Оглянувшись, я увидел медведя, сидевшего на корточках и дравшего попавшую ему, наконец, лайку.
Не помня себя и желая отбить лайку, я кинулся к медведю. Подбежав к нему довольно близко, я стал стрелять из браунинга.
После четырех-пяти пуль медведь бросил лайку и, резко вскинувшись назад, подался к плетню. Взмахом лапы сделал себе широкий проход и вышел в поле.
Всё это произошло в один миг.
Я стоял и смотрел с недоумением на уходящего зверя, который через каждые два прыжка, не зная почему, перекувыркивался через голову.
Сначала у меня, как гора свалилась с плеч, а затем и сожаление: сколько трудов, сколько переживаний; бывший в руках зверь, уходил...
Ко мне подошел Аборин и с ружьем в руках запоздавший немного Илов.
Мы вышли за плетень, продолжая смотреть на медведя, на его странный ход. Он продолжал идти, кувыркаясь через голову и всё время круто заворачивая влево. Отойдя от нас шагов на двести, он теперь снова возвращался полукругом к деревне... Еще немного и медведь скрылся за домами влево от нас, входя в село.
Мы бросились, ничего не понимая, назад на улицу. И что же? ...Шагах в полутораста от нас навстречу к нам шел медведь, продолжая изредка перекидываться через голову.
Я схватил ружье, желая отплатить ему за всё пережитое, но Илов горячо запротестовал, уверяя, что я волнуюсь и должен уступить ему выстрел. Я понял, что он был прав и вернул ему ружье. Илов спокойно взял его, вышел вперед шагов на пять и стал ждать зверя. Допустив его шагов на 12-15, он одним выстрелом рассчитался за всё.
Позднее, отдохнув и оправившись от пережитого, мы постарались разобраться в происходившем.

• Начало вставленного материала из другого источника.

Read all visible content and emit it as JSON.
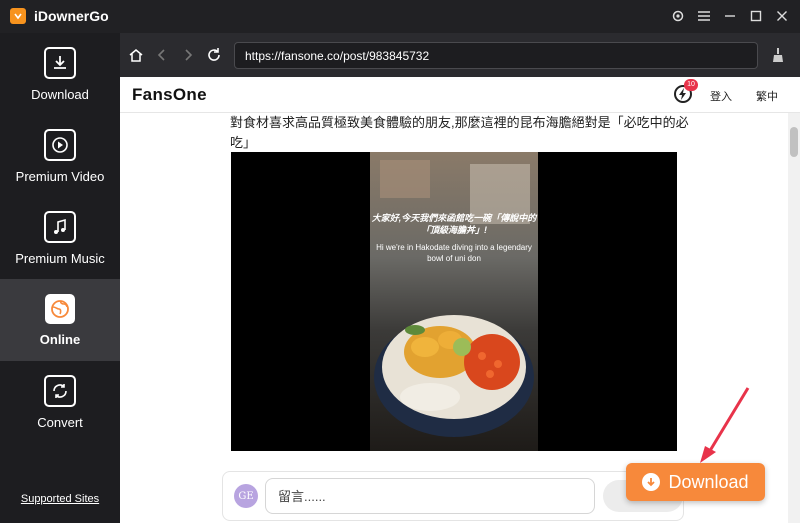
{
  "app": {
    "title": "iDownerGo"
  },
  "sidebar": {
    "items": [
      {
        "label": "Download",
        "icon": "download-icon"
      },
      {
        "label": "Premium Video",
        "icon": "play-icon"
      },
      {
        "label": "Premium Music",
        "icon": "music-icon"
      },
      {
        "label": "Online",
        "icon": "globe-icon",
        "active": true
      },
      {
        "label": "Convert",
        "icon": "convert-icon"
      }
    ],
    "supported_sites": "Supported Sites"
  },
  "browser": {
    "url": "https://fansone.co/post/983845732"
  },
  "site": {
    "logo": "FansOne",
    "badge_count": "10",
    "login": "登入",
    "language": "繁中"
  },
  "post": {
    "text": "對食材喜求高品質極致美食體驗的朋友,那麼這裡的昆布海膽絕對是「必吃中的必吃」",
    "subtitle_cn": "大家好,今天我們來函館吃一碗「傳說中的「頂級海膽丼」!",
    "subtitle_en": "Hi we're in Hakodate diving into a legendary bowl of uni don"
  },
  "comment": {
    "avatar": "GE",
    "placeholder": "留言......"
  },
  "download_button": {
    "label": "Download"
  },
  "colors": {
    "accent": "#f7893b",
    "sidebar_bg": "#1d1d20",
    "arrow": "#e8334a"
  }
}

В правом стволе моего штуцера оказалась стреляная гильза, другой ствол был пустой. Патрон с пулей мы нашли недалеко от крыльца. Он выпал у меня из ствола, когда я на бегу закрывал штуцер. Препаратор Лоренц, вскрывавший медведя, объяснил нам и остальное: моя первая пуля скользнула по мышцам зверя, задев слегка затылок и отколов от него кусочек кости, величиной с гривенник, отчего медведь впал в обморочное состояние. Кувыркание через голову объяснялось тем, что четыре пули браунинга разбили ему всё плечо и передняя левая нога у него не действовала.